SL Modeling Tips/Tricks

SL Modeling – Mediating the Drama

As with any type of passionate fun on Second Life (SL), virtual modeling can be filled with drama. Some people have a natural tendency to attract it while others avoid it like the plague. If you find yourself caught in the middle of one, there are a few things to keep in mind that will help you come out of the hole clean and sane.

1.) Remain as neutral as possible. Your friend may be under attack but you have to play the neutral third party for now. Emotions are running rampant and the last thing you need is to be swept away with the current. Flow with the arguments but ease yourself into calmer waters for now. Your grounded position will save you a lot of headache in the future and can help stabilize the other parties as well.

2.) Get the facts on all sides. It is very easy to side with one person’s or group’s view on a topic but in order for you to make the best decision, you will need to know the facts from all sides. Avoid opinions and theories at the moment and focus on the cold truth, no matter how brutally blunt it may be. Keep digging even after you find yourself remotely satisfied because not everyone will tell the whole truth upfront. Remember to gather the information from one person at a time so it is not tainted by the influence of others.

3.) Gather the opinions. Now is the time to hear what people are feeling. All parties should have cooled down enough by now to hear what they have to say without you going deaf from their screaming. Focus on the present and work your way back to the past slowly. The underlying problem may be many little things that add up, a sudden event or rumor or a long held grudge.

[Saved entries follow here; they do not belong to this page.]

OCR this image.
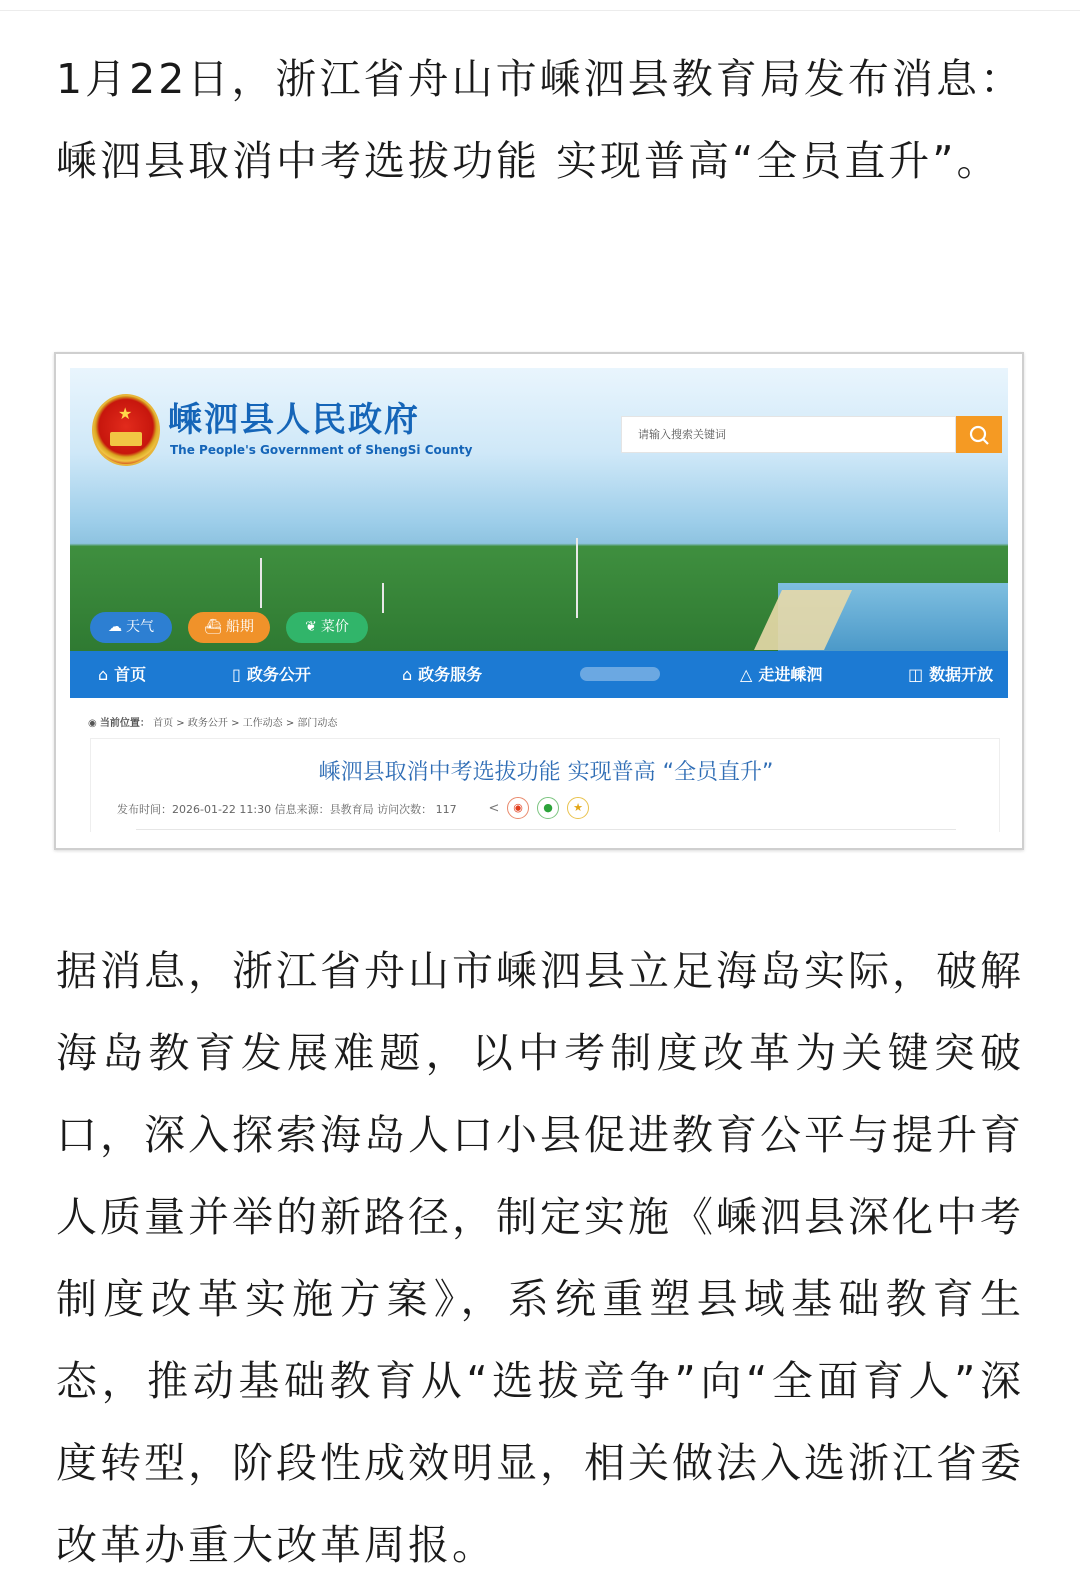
1月22日，浙江省舟山市嵊泗县教育局发布消息：嵊泗县取消中考选拔功能 实现普高“全员直升”。

★ 嵊泗县人民政府
The People's Government of ShengSi County
请输入搜索关键词
☁ 天气	⛴ 船期	❦ 菜价
⌂ 首页	▯ 政务公开	⌂ 政务服务	△ 走进嵊泗	◫ 数据开放
◉ 当前位置： 首页 > 政务公开 > 工作动态 > 部门动态
嵊泗县取消中考选拔功能 实现普高 “全员直升”
发布时间：2026-01-22 11:30 信息来源：县教育局 访问次数： 117 <	◉	●	★

据消息，浙江省舟山市嵊泗县立足海岛实际，破解海岛教育发展难题，以中考制度改革为关键突破口，深入探索海岛人口小县促进教育公平与提升育人质量并举的新路径，制定实施《嵊泗县深化中考制度改革实施方案》，系统重塑县域基础教育生态，推动基础教育从“选拔竞争”向“全面育人”深度转型，阶段性成效明显，相关做法入选浙江省委改革办重大改革周报。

4.) Interpret the words. The difference between translating and interpreting is that the latter emphasizes on what was meant to be said. SL is worldwide and a lot can be lost in translation. You also have to factor in the writing habits and styles for each party so as to catch what what may have been taken as offensive but was really not meant as such.

5.) Stand your ground. In the end you will pick a side, even if it is your own. By now you should state your opinions over the matter and the reasoning behind them. Not everyone will agree but an understanding person should not be fussy over your decision. If you are a mediator, lay out the ground rules on what you think the parties should do to alleviate the drama. Remember, the interest lies not in yourself but in the peace for all. Be fair and impartial with your ruling and choose your words precisely during the delegation. The last thing you want is for the other parties to start attacking you for not agreeing with either of them 100%.